La Sierra Otomí-Tepehua, también conocida como Sierra de Tenango, es una pequeña región montañosa y boscosa que se encuentra en la parte oriente del estado de Hidalgo. Es conocida por sus múltiples corrientes de agua, su alta biodiversidad, y también por su bello bordado otomí, el “tenango”.

Bordado de Tenango. Fuente: Fleur Gouttefanjat.

Ahora bien, la Sierra Otomí-Tepehua ha sido también una región altamente marginada, socioeconómica y geográficamente. La principal actividad económica sigue siendo la agricultura de pequeña escala, junto con el comercio al por menor. Se siembra café bajo sombra, milpa y algunos árboles frutales. Pero los campesinos han tenido que enfrentar condiciones adversas, sobre todo durante el neoliberalismo: coyotaje y bajos precios; ausencia de apoyo y de asistencia técnica; carencia de infraestructura para la transformación y el valor agregado; plagas y mal clima. Como consecuencia de ello, en las últimas décadas, la pobreza campesina ha aumentado y los jóvenes se han desinteresado de la actividad agrícola; lo que creó, además, un problema de escasez de mano de obra.

Es en este contexto que el programa Sembrando Vida (PSV) llegó a implementarse en 2021, en tres municipios de la región: Huehuetla, San Bartolo Tutotepec y Tenango de Doria. Hoy, el programa cuenta con 784 beneficiarios; lo que representa un 13% del total de productores agropecuarios de la zona.

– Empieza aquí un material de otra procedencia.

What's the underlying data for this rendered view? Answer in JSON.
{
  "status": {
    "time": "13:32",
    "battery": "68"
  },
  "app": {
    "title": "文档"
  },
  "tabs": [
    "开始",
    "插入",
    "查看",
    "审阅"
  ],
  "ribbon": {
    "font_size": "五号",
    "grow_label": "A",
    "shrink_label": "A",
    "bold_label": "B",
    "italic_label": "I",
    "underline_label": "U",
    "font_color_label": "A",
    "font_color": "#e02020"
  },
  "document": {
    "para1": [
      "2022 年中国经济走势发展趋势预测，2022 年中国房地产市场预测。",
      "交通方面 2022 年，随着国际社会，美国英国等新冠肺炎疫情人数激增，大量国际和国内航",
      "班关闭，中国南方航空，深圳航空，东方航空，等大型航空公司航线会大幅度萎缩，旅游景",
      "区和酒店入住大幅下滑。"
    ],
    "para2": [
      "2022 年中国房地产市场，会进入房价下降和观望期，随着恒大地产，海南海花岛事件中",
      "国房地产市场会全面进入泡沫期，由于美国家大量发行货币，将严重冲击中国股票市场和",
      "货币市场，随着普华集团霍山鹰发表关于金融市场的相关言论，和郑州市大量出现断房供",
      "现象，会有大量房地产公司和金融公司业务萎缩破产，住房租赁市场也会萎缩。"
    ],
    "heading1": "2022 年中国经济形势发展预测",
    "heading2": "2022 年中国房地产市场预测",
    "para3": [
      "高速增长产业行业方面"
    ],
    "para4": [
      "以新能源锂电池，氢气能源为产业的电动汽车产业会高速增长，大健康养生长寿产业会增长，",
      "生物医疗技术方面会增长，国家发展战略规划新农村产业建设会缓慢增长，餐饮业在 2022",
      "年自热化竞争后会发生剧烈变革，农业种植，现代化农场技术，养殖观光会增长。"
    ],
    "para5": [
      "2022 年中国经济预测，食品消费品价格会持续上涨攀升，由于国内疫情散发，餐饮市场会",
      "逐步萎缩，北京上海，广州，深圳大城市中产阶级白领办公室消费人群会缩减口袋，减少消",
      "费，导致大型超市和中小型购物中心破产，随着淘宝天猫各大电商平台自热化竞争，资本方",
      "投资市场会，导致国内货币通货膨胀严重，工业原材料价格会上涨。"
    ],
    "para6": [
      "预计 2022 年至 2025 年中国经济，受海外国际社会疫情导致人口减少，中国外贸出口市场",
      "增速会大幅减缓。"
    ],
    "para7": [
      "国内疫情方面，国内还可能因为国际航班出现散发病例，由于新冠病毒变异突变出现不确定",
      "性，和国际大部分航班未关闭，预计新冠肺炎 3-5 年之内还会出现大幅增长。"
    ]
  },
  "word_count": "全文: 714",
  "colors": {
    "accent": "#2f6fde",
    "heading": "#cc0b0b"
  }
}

Los saldos del PSV en esta región han sido alentadores. Con el apoyo económico, los campesinos han podido renovar sus viejos cafetales, lo que permitirá un aumento de sus rendimientos a largo plazo. Asimismo, han consolidado y diversificado sus sistemas agroforestales, recuperando especies endémicas de sus variados ecosistemas: maíz de la región, huertas de plátano, frijol “gordo”, semillas de pipián, duraznos, ciruelos, quelites, peras, manzanas, etc. También han aprendido a cuidar sus tierras con métodos agroecológicos y a producir colectivamente varios insumos orgánicos como el bocashi, el biol o distintos caldos minerales.

Parcela con cafetales bajo sombra (Huehuetla). Fuente: Fleur Gouttefanjat.

Parcela con árboles frutales (Tenango de Doria). Fuente: Fleur Gouttefanjat.

Con el desarrollo de estos sistemas agroforestales se impulsaron también dinámicas de reforestación con árboles maderables, que fueron sembrados con técnicas de curvas a nivel, lo que reduce el riesgo de erosión y de derrumbe en esta región montañosa. Se estima que esta reforestación benefició a 1,960 hectáreas de la zona.

El trabajo colectivo, en sus viveros y biofábricas, permitió también fortalecer el tejido social y los campesinos realizan a menudo acciones en beneficio de sus comunidades: jornadas de limpieza, construcción de viviendas, cursos a los niños, etc.

Todo este trabajo tuvo como resultado el fortalecimiento de la agricultura campesina y un mayor arraigo de la gente a su territorio. Ahora bien, todavía hace falta consolidar puntos importantes: incluir más a los jóvenes, ofrecer mayor acompañamiento administrativo y comercial a los campesinos para la venta de sus productos, fortalecer la transición agroecológica, mejorar las vías de comunicación y consolidar mucho más las nacientes cooperativas campesinas.

Se han formado varios proyectos colectivos de interés como U´tafi, que produce azúcar mascabado artesanal en la comunidad de Rancho Nuevo, o la cooperativa de fabricación de licores caseros de frutas en la CAC de los Fruticultores Unidos en el municipio de Tenango de Doria. Es importante que el programa no deje solo a estos campesinos. Han germinado semillas de vida para toda la Sierra Otomí-Tepehua y es clave que el Estado los ayude a hacerlas crecer.